For more advanced usage, you can create a custom prompt library in your R session:

# Create custom prompts for different projects
ai_prompt_register("my_package", "As an R package developer reviewing the 'mypackage' codebase.")
ai_prompt_register("data_cleaning", "Analyzing the customer_data.csv dataset with missing values.")
ai_prompt_register("reporting", "Create a Quarto document report for business stakeholders.")

# Switch between contexts as you work
ai_prompt("my_package")
# ... work on package development ...

ai_prompt("data_cleaning")
# ... work on data cleaning ...

Prompt Management in .Rprofile

For persistent prompt management, you can add code to your .Rprofile This file is executed every time you start R, allowing you to set up your environment. Most users will have a .Rprofile file in their home directory. You can create or edit this file to include your prompt management code.

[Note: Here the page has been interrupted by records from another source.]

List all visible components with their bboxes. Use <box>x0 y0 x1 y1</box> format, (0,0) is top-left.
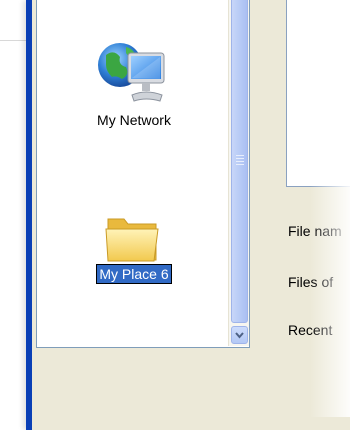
chevron-down-icon <box>235 331 244 339</box>
folder-icon <box>105 218 159 262</box>
places-scrollbar[interactable] <box>228 0 249 346</box>
scroll-down-button[interactable] <box>231 326 248 344</box>
place-my-place-6[interactable]: My Place 6 <box>37 209 231 284</box>
recent-label: Recent <box>288 322 333 338</box>
network-globe-computer-icon <box>98 43 165 102</box>
place-label-my-place-6[interactable]: My Place 6 <box>96 264 172 284</box>
places-bar: My Network My Place 6 <box>36 0 250 348</box>
files-of-type-label: Files of <box>288 274 334 290</box>
scroll-thumb[interactable] <box>231 0 248 323</box>
file-list-pane[interactable] <box>286 0 350 187</box>
divider-line <box>0 40 26 41</box>
file-name-label: File nam <box>288 223 342 239</box>
place-label-my-network: My Network <box>97 112 171 128</box>
place-my-network[interactable]: My Network <box>37 37 231 130</box>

To create or edit the .Rprofile file, you can use the following command in R:

# Creating or editing the file:
file.edit("~/.Rprofile")

Then, you can add the following code to set up your prompt management system:

# In .Rprofile
.First <- function() {
  if (requireNamespace("searcher", quietly = TRUE)) {
    # Register custom prompts
    searcher::ai_prompt_register(
      "work",
      "As an R analyst at XYZ company working with our sales database:", 
      overwrite = TRUE
    )
    
    # Set default prompts for different AI services
    options(
      searcher.chatgpt_prompt = "Provide R code with tidyverse packages:",
      searcher.claude_prompt = "Give me both base R and tidyverse solutions:"
    )
    
    # Set a default system-level prompt if desired
    # searcher::ai_prompt("debugging")
  }
}

Conclusion

The prompt management system in searcher provides a flexible and powerful way to create, manage, and apply prompts for AI search functions. Through using system-level prompts, service-specific prompts, and custom prompts, you can tailor the AI’s responses to your specific needs and context. This approach enhances the quality of AI-generated responses and, subsequently, helps you save time and improve the efficiency of your R workflow.

The system presented in this vignette transforms the custom prompts described in vignette("search-with-ai-assistants", package = "searcher") from one-off tools into a systematic library that can be maintained, shared, and reused. This represents a shift from ad-hoc prompting to a more deliberate approach that treats prompts as valuable assets in your R programming toolkit.